Os governos precisarão de avultadas somas para financiar os défices, isto é, precisarão de se endividar em larga escala. Para os governos já muito endividados (como a Grécia, Itália, Bélgica, França, Espanha ou Portugal, para só referir aqueles cujo peso da dívida ultrapassa 100% do PIB) isso representa, no melhor dos cenários, ficar à mercê da confiança que os mercados financeiros depositam na capacidade de cada um destes países honrar o serviço da dívida emitida. Como é evidente, um país mais endividado tem uma maior probabilidade de não cumprimento do que um país menos endividado e, portanto, só poderá endividar-se pagando juros mais elevados. Num cenário menos favorável, pode significar a exposição destes países à tomada de posições financeiras especulativas, através do mercado de derivados, por quem nem sequer empresta, mas aposta na incapacidade destes países de cumprirem o serviço da dívida, o que, por si só, virá agravar as condições desse financiamento. Num cenário ainda mais pessimista, pode mesmo significar a recusa dos mercados em financiar estes países, como aconteceu a vários países europeus em 2010-2014.

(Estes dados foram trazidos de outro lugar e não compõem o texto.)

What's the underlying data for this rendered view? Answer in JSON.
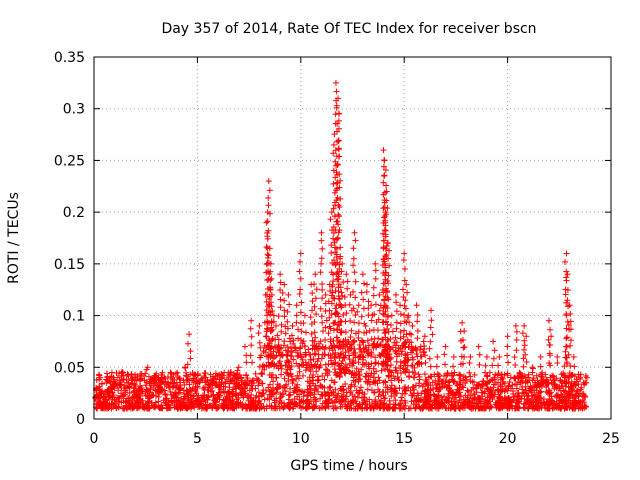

Acrescentar uma crise financeira a uma crise sanitária e a uma crise económica não é claramente a melhor das estratégias.

O passado recente da crise europeia das dívidas soberanas fez sentir, aos países que tiveram de se endividar, o elevado custo do endividamento nestas circunstâncias. Mas a crise deixou igualmente claro, à Europa no seu todo, que a ausência de uma resposta coletiva tem associado o risco da não sobrevivência do próprio euro (como se temeu em 2011, 2012) e o risco do fortalecimento de movimentos xenófobos e antieuropeus, com o indissociável aumento da pressão desagregacionista.

Porque é que a mutualização da dívida é necessária?

A mutualização da dívida significa que a garantia do pagamento da dívida a emitir para responder à crise deixa de ser nacional para passar a ser coletiva. Permite, assim, que os empréstimos públicos necessários para fazer face à crise sanitária e económica que toca a todos os países de forma equivalente, sejam também eles obtidos com as mesmas condições de mercado, às mesmas taxas de juro, sejam estes empréstimos contraídos pelo governo italiano, espanhol ou holandês. E se a emissão de obrigações europeias (eurobonds ou coronabonds) se tornou politicamente impossível de consensualizar, reinventem-se os instrumentos financeiros, inventem-se novas formas de mutualizar a tão necessária emissão de dívida. A necessidade aguça o engenho e a inovação financeira, sempre pródiga nos mercados financeiros, pode também servir uma causa europeia.

A reduzida dimensão do orçamento europeu e a capacidade financeira limitada do Banco Europeu de Investimentos e do Mecanismo Europeu de Estabilidade, agravada pela condicionalidade dos empréstimos concedidos por este último, limitam a viabilidade de outras alternativas.

Resta sempre o BCE, que, no espaço possível delimitado pelo Tratado que impossibilita o financiamento direto dos Estados, avançou com medidas importantes para facilitar o financiamento da economia. Algumas merecem destaque, como fazer depender o custo do financiamento dos bancos do montante de financiamento por estes concedido à economia ou o anúncio da compra de dívida pública e privada num montante equivalente a cerca de 7,3% do PIB gerado na zona euro. O reforço da política de quatitative easing anunciada parece, por ora, ter acalmado os mercados. Mas a resposta não poderá ser só monetária.